Advancing the green transition demands institutional mechanisms to foster consensus and build a new sustainable social contract
To make the green transition viable over time, LAC governments should ensure participative and inclusive processes. The multiplicity of actors, sectors and constituencies affected by the green agenda requires a shared platform for negotiation and consensus building. The green agenda can be the binding element of a new sustainable social contract for the region, as 68% of LAC citizens recognise climate change as a very serious threat to their country in the next 20 years, above other regions. Public institutions will have to work strategically to balance economic, social and environmental objectives; move forward the objectives of Nationally Determined Contributions; and ensure consistent and progressive implementation of long-term strategies, such as those set out in National Development Plans.
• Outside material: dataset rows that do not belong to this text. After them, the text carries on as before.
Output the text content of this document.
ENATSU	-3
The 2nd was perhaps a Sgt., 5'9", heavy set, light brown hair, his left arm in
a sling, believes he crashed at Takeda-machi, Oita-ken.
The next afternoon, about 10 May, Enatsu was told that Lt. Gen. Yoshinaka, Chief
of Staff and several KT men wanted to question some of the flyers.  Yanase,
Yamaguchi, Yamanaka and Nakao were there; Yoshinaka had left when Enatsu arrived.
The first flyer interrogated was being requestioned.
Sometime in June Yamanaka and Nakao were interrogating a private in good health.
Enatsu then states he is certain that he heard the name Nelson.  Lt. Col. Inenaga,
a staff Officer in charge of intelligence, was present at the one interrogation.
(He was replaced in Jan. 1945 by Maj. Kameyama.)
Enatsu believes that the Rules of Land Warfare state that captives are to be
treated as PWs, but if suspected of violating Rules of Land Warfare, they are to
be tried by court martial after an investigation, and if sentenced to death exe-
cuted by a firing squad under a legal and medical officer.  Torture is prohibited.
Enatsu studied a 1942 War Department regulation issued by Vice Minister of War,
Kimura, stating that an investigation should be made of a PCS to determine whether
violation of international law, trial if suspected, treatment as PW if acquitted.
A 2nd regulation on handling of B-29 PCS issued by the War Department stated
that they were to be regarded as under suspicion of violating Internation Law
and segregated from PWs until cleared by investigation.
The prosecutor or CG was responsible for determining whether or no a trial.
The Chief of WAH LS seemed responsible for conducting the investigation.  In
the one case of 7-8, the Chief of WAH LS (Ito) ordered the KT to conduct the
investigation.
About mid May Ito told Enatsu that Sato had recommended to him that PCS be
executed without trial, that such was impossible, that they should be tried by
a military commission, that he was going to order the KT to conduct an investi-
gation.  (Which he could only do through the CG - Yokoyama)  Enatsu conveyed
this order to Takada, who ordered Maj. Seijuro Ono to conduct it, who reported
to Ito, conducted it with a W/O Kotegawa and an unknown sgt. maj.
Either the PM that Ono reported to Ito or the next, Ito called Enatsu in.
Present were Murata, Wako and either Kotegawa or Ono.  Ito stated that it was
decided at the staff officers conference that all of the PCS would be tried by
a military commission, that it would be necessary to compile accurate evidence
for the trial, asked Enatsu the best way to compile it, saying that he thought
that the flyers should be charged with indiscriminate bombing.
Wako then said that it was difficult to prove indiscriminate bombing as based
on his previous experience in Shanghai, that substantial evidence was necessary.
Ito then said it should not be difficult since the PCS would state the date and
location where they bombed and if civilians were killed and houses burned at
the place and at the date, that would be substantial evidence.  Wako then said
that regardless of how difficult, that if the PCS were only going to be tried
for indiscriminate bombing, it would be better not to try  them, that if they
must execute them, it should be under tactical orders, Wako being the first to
The active participation of the private sector, academia, civil society and local communities is essential in every aspect of the public policy cycle, to consider their voices and develop participatory and transparent policies.
International partnerships are key to harnessing the potential of a green and just transition
Advancing a green transition and achieving the associated low-carbon development targets involves a series of challenges that cannot be addressed exclusively at the national level. Regional and international co-operation is necessary to ensure successful implementation of climate change mitigation and adaptation policies and a broader green agenda. Natural resource endowment and having 50% of the world’s biodiversity make many LAC countries key players in international climate negotiations. In the transition to a sustainable model of development, LAC governments will benefit from having a strong convening power and a single voice in multilateral environmental agendas. This will help to better showcase the region’s particularities while also better aligning national policies with internationally established environmental goals. LAC governments also have to face how green policies adopted in third countries will impact on trade. Co-operation with international actors, including private and multilateral institutions, will be key to leveraging the newly established international green norms and regulations.